Later may be even in an hour. The common sense may dictate that if you think you'll need a whole project or a piece of code in an hour, then it's better to keep it or comment it. I would discourage such practice, since reverting removed elements should be a matter of seconds anyway (especially since you remember exactly what was removed). Moving project to archive directory, and then moving it back will take the same amount of time then reverting. As for the commented code, there is a huge risk that you'll end up forgetting to remove it if it appears that you actually don't need it.
Removing entire projects is especially important for persons who join the project. In SVN, for example, the new person has to checkout the last revision to get the source code, which means downloading even archived projects. This can impact the time wasted doing the original checkout, time you can considerably reduce by simply removing the projects you don't need, instead of moving them to a specific directory.
To ensure optimal performance of your team, make sure that:
The version control history will remain forever. I've seen many cases where teams migrate to a different version control and don't bother migrating the history (although it's relatively easy to do). There was also one case where the team decided to remove the old revisions to free some disk space on their server (yes, I know, you find that extremely stupid too).

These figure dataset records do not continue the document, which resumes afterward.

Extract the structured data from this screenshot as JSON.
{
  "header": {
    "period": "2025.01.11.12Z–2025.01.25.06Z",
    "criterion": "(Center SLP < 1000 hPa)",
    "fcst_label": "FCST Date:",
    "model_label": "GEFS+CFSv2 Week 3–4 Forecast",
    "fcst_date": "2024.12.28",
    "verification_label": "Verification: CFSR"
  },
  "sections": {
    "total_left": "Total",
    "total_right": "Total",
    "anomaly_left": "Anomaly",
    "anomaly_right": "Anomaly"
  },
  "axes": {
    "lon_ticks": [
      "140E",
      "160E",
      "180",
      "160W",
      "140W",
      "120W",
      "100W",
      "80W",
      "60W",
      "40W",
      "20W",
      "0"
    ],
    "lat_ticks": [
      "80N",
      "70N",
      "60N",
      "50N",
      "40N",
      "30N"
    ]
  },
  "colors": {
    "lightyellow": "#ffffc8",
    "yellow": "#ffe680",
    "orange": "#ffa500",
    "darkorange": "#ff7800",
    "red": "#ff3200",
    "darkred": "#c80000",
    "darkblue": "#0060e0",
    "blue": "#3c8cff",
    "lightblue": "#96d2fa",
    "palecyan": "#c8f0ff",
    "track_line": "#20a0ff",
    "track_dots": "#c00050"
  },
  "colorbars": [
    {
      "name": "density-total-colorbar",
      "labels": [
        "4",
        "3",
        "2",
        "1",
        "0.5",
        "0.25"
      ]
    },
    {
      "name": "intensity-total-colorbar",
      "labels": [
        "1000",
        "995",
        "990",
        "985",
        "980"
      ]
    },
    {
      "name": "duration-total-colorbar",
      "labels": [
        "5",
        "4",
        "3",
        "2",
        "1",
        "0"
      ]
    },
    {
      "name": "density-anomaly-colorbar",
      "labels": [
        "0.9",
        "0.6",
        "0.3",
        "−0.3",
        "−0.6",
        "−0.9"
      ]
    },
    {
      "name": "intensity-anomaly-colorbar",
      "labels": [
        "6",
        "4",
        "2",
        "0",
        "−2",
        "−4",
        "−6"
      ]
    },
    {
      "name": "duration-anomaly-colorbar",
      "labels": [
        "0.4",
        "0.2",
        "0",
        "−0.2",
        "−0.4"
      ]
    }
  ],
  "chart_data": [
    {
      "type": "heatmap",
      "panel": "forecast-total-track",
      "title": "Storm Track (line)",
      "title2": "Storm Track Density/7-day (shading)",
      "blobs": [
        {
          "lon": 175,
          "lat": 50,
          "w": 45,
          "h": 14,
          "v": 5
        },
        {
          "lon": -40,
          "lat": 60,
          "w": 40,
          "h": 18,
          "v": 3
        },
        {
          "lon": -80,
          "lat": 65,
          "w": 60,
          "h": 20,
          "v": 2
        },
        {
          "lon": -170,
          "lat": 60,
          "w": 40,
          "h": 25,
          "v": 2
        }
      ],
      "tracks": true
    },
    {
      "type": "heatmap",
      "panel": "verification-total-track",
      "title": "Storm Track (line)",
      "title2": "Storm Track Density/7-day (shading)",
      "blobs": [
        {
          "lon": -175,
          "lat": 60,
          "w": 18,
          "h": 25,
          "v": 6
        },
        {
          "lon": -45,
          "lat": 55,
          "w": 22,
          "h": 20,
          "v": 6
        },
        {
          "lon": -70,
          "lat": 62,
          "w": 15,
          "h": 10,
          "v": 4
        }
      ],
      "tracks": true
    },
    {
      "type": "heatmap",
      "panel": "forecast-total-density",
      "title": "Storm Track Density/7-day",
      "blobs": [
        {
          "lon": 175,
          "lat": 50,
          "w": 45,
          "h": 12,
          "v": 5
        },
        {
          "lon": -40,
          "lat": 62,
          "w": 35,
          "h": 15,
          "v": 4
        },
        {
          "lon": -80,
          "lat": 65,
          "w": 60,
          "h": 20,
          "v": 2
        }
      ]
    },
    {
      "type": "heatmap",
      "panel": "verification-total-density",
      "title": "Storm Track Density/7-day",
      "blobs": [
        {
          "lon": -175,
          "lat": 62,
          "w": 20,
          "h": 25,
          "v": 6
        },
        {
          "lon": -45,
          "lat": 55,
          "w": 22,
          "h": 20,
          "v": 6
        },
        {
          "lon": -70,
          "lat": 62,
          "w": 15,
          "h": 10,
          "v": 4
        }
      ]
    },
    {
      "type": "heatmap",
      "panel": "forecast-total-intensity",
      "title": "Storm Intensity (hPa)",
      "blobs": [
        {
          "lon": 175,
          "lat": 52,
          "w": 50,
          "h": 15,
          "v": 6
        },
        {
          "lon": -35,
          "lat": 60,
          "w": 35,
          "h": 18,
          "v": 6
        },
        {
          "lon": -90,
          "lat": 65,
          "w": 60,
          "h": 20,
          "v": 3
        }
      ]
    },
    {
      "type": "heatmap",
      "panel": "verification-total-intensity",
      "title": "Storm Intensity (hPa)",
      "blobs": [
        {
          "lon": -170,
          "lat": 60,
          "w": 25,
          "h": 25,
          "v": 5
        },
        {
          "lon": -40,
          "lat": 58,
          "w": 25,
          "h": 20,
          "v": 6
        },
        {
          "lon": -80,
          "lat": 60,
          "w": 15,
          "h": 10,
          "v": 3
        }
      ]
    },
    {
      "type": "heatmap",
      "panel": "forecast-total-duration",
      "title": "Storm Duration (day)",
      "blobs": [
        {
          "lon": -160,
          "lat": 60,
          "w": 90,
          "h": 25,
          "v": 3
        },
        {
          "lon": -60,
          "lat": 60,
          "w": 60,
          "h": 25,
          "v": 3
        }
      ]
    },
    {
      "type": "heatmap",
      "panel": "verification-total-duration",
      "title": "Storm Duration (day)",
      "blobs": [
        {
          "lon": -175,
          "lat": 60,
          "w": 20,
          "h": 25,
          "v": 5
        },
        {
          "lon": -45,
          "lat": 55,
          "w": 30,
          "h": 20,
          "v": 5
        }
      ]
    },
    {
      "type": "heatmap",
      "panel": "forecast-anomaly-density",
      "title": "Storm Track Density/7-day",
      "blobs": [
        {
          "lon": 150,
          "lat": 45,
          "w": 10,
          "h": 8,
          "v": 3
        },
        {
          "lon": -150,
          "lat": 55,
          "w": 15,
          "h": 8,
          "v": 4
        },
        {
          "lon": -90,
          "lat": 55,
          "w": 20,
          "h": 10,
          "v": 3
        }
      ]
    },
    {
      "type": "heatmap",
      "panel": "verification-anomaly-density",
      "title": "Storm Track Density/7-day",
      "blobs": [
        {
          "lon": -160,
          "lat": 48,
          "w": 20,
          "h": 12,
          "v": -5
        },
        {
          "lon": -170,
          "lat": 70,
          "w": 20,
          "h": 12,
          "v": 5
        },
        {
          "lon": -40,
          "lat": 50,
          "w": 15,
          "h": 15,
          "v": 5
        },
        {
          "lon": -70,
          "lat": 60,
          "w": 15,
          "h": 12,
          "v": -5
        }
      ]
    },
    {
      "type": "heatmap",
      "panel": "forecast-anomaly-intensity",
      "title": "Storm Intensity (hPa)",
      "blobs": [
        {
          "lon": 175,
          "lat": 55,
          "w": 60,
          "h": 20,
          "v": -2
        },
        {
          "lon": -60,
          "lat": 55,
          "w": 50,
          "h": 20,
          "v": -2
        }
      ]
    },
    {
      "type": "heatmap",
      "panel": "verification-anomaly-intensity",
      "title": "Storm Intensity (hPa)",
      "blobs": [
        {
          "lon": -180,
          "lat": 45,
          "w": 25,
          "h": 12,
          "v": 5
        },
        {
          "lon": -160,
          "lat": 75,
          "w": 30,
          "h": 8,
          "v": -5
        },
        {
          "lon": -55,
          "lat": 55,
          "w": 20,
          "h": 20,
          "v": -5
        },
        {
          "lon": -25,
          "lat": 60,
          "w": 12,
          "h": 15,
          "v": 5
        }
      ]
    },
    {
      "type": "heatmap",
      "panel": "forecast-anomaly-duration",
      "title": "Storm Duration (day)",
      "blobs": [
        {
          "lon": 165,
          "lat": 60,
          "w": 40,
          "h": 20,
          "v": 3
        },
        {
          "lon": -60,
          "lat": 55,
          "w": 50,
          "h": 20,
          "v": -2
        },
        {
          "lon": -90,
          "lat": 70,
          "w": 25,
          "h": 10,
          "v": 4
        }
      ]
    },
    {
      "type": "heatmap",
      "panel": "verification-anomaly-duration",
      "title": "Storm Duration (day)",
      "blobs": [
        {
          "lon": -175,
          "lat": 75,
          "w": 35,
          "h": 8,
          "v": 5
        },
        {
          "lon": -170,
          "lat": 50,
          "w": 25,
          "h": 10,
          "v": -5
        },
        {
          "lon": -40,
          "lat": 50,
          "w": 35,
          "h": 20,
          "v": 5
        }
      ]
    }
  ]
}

Message logs are explicit enough and commits are granular enough to be able to quickly find the removed code when needed. Tagging might be used for that (although I'm personally against such usage, including in this particular case).
Developers, especially newcomers, know how to use history and how to get back the removed code properly. The worst case is someone who doesn't know how to do that and will copy-paste code by hand and then commit.
The major problem with that is that version control doesn't know that the code already existed; this decreases the traceability (it's like all this code was written from scratch) and increases the disk usage footprint (since the version control should store the code instead of just referring to an older commit).